38 En kwam in het huis des oversten der synagoge; en zag de beroerte en degenen, die zeer weenden en huilden.
Vakati vasvika pamba pomukuru wesinagoge, Jesu akanzwa mheremhere, vanhu vachichema nokuungudza zvikuru.
39 En ingegaan zijnde, zeide Hij tot hen: Wat maakt gij beroerte, en wat weent gij? Het kind is niet gestorven, maar het slaapt.
Akapinda akati kwavari, “Ko, mheremhere ndeyeiko nokuungudza uku? Mwana haana kufa asi avete.”
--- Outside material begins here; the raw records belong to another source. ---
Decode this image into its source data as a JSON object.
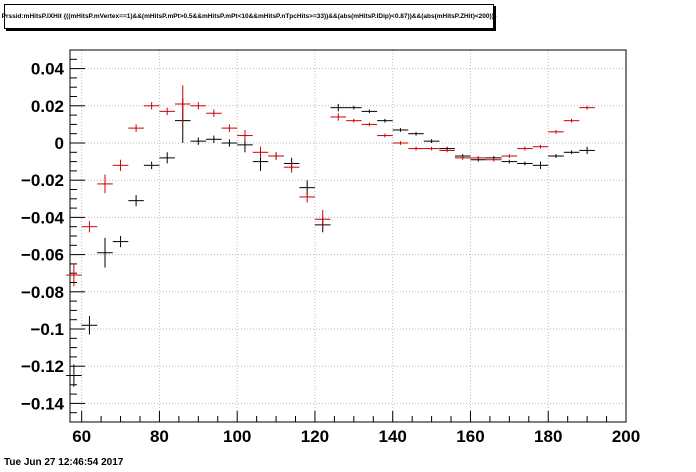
{
  "footer_text": "Tue Jun 27 12:46:54 2017",
  "chart_data": {
    "type": "scatter",
    "title": "Prssid:mHitsP.IXHit {((mHitsP.mVertex==1)&&(mHitsP.mPt>0.5&&mHitsP.mPt<10&&mHitsP.nTpcHits>=33))&&(abs(mHitsP.lDip)<0.87))&&(abs(mHitsP.ZHit)<200))}",
    "xlim": [
      57,
      200
    ],
    "ylim": [
      -0.15,
      0.05
    ],
    "grid": true,
    "x_ticks": [
      60,
      80,
      100,
      120,
      140,
      160,
      180,
      200
    ],
    "y_ticks": [
      0.04,
      0.02,
      0,
      -0.02,
      -0.04,
      -0.06,
      -0.08,
      -0.1,
      -0.12,
      -0.14
    ],
    "x_tick_labels": [
      "60",
      "80",
      "100",
      "120",
      "140",
      "160",
      "180",
      "200"
    ],
    "y_tick_labels": [
      "0.04",
      "0.02",
      "0",
      "−0.02",
      "−0.04",
      "−0.06",
      "−0.08",
      "−0.1",
      "−0.12",
      "−0.14"
    ],
    "series": [
      {
        "color": "#000000",
        "x": [
          58,
          62,
          66,
          70,
          74,
          78,
          82,
          86,
          90,
          94,
          98,
          102,
          106,
          110,
          114,
          118,
          122,
          126,
          130,
          134,
          138,
          142,
          146,
          150,
          154,
          158,
          162,
          166,
          170,
          174,
          178,
          182,
          186,
          190
        ],
        "y": [
          -0.125,
          -0.098,
          -0.059,
          -0.053,
          -0.031,
          -0.012,
          -0.008,
          0.012,
          0.001,
          0.002,
          0.0,
          -0.001,
          -0.01,
          -0.007,
          -0.011,
          -0.024,
          -0.044,
          0.019,
          0.019,
          0.017,
          0.012,
          0.007,
          0.005,
          0.001,
          -0.003,
          -0.007,
          -0.009,
          -0.008,
          -0.01,
          -0.011,
          -0.012,
          -0.007,
          -0.005,
          -0.004
        ],
        "yerr": [
          0.006,
          0.005,
          0.008,
          0.003,
          0.003,
          0.002,
          0.003,
          0.012,
          0.002,
          0.002,
          0.002,
          0.004,
          0.005,
          0.002,
          0.003,
          0.004,
          0.004,
          0.002,
          0.001,
          0.001,
          0.001,
          0.001,
          0.001,
          0.001,
          0.001,
          0.001,
          0.001,
          0.001,
          0.001,
          0.001,
          0.002,
          0.001,
          0.001,
          0.002
        ]
      },
      {
        "color": "#cc0000",
        "x": [
          58,
          62,
          66,
          70,
          74,
          78,
          82,
          86,
          90,
          94,
          98,
          102,
          106,
          110,
          114,
          118,
          122,
          126,
          130,
          134,
          138,
          142,
          146,
          150,
          154,
          158,
          162,
          166,
          170,
          174,
          178,
          182,
          186,
          190
        ],
        "y": [
          -0.071,
          -0.045,
          -0.022,
          -0.012,
          0.008,
          0.02,
          0.017,
          0.021,
          0.02,
          0.016,
          0.008,
          0.004,
          -0.005,
          -0.007,
          -0.013,
          -0.029,
          -0.041,
          0.014,
          0.012,
          0.01,
          0.004,
          0.0,
          -0.003,
          -0.003,
          -0.004,
          -0.008,
          -0.008,
          -0.009,
          -0.007,
          -0.003,
          -0.002,
          0.006,
          0.012,
          0.019
        ],
        "yerr": [
          0.006,
          0.003,
          0.005,
          0.003,
          0.002,
          0.002,
          0.002,
          0.01,
          0.002,
          0.002,
          0.002,
          0.003,
          0.003,
          0.002,
          0.003,
          0.003,
          0.005,
          0.002,
          0.001,
          0.001,
          0.001,
          0.001,
          0.001,
          0.001,
          0.001,
          0.001,
          0.001,
          0.001,
          0.001,
          0.001,
          0.001,
          0.001,
          0.001,
          0.001
        ]
      }
    ]
  }
}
40 En zij belachten Hem; maar Hij, als Hij hen allen had uitgedreven, nam bij Zich den vader en de moeder des kinds, en degenen die met Hem waren, en ging binnen, waar het kind lag.
Asi vakamuseka. Mushure mokunge avabudisa vose panze, akatora baba namai vomwana navadzidzi vaakanga anavo, akapinda makanga muno mwana.
41 En Hij vatte de hand des kinds, en zeide tot haar: Talitha kumi! hetwelk is, zijnde overgezet: Gij dochtertje (Ik zeg u), sta op.
Akamubata noruoko akati kwaari, “Tarita kumi!” (zvichireva kuti, “Musikana, ndinoti kwauri, muka!”)
42 En terstond stond het dochtertje op, en wandelde; want het was twaalf jaren oud; en zij ontzetten zich met grote ontzetting.
Pakarepo musikana akasimuka akafamba-famba (akanga ana makore gumi namaviri okuberekwa). Nokuda kwaizvozvi, vakashamiswa zvikuru.
43 En Hij gebood hun zeer, dat niemand datzelve zou weten; en zeide, dat men haar zou te eten geven.
Akarayira nokurayira kukuru kuti parege kuva nomunhu anoziva nezvazvo, uye akavaudza kuti vamupe zvokudya.